When a RAD tool is used inappropriatly to create a business application, the chances are big that the developer uses the 'Smart UI' antipattern. This means that all the business logic of the application is put directly into the user interface. This is off course problematic when the requirements change. Since the business functionality is scattered throughout the user interface, the programmer who has to maintain this application will have to delve into the UI to find all the code and the related code that has to be changed. When the application is large, it's easy to forget or overlook something that has to be changed, and it will result in a buggy application.
Or, imagine that you've build a Windows application, and once it's delivered, your customer or boss wants to have a web interface for this application as well. When all business logic is implemented in the user interface, this means that you will not be able to just reuse that code in the web application. The result will most likely be duplicated business logic.

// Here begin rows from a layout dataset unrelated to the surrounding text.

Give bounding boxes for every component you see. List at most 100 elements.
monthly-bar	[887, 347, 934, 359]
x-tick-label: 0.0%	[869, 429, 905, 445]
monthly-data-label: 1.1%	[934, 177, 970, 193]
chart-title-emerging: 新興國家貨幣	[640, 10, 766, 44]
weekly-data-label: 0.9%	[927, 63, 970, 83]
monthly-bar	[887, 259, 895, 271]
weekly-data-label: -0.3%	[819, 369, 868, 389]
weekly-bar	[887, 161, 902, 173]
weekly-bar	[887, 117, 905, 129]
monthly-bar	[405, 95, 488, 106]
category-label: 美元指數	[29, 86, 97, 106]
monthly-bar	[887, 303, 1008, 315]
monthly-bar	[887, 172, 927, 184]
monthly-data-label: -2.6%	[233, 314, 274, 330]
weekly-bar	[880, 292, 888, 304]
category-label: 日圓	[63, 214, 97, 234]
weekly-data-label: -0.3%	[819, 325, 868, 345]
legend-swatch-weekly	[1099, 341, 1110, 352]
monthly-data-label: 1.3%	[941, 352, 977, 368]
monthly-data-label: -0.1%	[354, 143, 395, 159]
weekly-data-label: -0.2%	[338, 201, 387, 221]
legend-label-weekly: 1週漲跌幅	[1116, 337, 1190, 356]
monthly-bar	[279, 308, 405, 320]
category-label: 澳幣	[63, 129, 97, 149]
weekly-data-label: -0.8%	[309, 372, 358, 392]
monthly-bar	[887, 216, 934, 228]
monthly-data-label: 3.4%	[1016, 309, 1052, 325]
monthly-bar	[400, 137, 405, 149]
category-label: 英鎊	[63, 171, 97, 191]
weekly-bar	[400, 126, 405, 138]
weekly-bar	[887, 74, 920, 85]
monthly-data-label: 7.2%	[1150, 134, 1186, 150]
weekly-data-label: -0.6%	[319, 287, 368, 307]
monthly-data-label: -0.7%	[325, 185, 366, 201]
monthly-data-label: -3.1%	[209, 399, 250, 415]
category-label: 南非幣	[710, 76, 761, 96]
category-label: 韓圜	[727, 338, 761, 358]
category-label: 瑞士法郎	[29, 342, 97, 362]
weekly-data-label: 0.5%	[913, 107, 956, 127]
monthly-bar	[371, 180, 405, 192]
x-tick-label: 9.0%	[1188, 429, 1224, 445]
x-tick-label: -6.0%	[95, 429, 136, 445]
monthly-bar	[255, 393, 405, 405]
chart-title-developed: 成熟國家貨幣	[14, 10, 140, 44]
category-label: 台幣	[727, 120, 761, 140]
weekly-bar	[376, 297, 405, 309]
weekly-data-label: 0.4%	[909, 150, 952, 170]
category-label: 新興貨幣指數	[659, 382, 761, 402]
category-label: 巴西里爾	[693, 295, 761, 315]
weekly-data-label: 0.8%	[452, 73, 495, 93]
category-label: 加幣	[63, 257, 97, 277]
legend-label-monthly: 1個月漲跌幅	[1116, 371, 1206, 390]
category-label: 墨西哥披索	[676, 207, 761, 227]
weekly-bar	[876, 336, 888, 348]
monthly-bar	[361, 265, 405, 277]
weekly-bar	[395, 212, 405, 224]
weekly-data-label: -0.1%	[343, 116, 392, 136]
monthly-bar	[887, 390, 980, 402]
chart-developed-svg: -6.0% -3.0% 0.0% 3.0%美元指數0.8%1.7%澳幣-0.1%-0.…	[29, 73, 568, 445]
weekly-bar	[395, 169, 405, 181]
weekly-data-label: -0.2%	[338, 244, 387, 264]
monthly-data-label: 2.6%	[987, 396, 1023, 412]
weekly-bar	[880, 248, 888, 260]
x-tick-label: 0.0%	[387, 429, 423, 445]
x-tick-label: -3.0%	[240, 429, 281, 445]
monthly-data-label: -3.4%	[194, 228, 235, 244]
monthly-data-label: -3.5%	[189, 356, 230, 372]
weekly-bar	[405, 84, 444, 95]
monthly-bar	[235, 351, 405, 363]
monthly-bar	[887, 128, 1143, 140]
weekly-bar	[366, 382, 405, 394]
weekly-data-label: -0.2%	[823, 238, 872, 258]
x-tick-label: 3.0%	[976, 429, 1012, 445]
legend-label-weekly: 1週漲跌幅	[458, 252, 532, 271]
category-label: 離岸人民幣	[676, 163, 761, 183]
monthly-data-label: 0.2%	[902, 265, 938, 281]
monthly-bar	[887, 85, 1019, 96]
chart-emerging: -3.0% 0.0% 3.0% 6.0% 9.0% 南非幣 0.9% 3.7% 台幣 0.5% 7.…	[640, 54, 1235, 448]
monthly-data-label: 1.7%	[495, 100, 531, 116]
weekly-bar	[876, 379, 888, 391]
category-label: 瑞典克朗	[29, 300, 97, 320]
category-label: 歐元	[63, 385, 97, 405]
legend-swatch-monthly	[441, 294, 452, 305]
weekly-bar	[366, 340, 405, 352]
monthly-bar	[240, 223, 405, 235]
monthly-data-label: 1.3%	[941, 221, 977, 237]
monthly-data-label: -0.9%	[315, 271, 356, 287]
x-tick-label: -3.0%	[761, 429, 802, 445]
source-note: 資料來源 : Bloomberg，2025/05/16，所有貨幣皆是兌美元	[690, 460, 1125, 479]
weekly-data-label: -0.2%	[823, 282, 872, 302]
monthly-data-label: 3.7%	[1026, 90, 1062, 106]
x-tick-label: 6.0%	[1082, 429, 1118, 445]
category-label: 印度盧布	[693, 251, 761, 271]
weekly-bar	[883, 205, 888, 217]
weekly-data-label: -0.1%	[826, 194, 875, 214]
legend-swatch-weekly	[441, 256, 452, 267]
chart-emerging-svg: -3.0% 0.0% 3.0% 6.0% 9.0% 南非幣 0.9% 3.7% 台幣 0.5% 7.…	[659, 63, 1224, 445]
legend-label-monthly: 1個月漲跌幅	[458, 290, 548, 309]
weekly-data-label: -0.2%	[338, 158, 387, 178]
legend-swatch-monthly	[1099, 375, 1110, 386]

That's why I believe that a RAD tool should be used with care. In my opinion, you should use the RAD features of your development tool to build the User Interface, and that's about it.
Developing software is more then just dragging some components on a form, glueing them together by setting some properties and using wizards to get the data from the database and bind it to some kind of control.
Scott Bellware is right when he says that the RAD functionality of Microsoft's development tools encourages one to create badly designed software. Microsoft shows in demo's how one could create an application very fast, with a very small number of lines of code with their RAD tools. The sad thing is that there are developers attending these demo's who think afterwards that this must be the way to develop applications. And this is not only true for developers attending these sessions. Managers seeing these demo's can think that software development isn't that hard at all, and they also do not understand how it comes that it takes so much time developing an application.
This is not a good way of building software. Those RAD tools and wizards are very good for giving demo-sessions (and selling the tools), but they're defenitly not showing a correct way on how to build software.
What about the maintainability and flexibility of software created in this way ? What about the ability to create unit-tests to test the functionality of the implemented business rules ? It is all impossible with applications that are developed in this way.

For the core of the application -the business functionality- the development team should create a domain model that expresses the business problem that the application must tackle. This means off course
that the initial development cost of the application will be higher, but, this development cost should be seen as an investment. The model will be easier to maintain, extend and to reuse, and, by using Agile development
, the customer can be involved in the development process. By using small development iterations and having customer input after each iteration, the customer knows that the development of the application is going forward, and he can ring the alarm when he sees that the functionality of the application or the business logic is wrong.

To conclude: RAD tools provide a way to make software development easier, and because of that, one could be tempted to create an application in a quick and dirty way. However, building high-quality software still requires skilled and educated/trained developers. They're not only required to be able to create a good domain model. They also have to be skilled in a way that they know for what they should and shouldn't use RAD tools.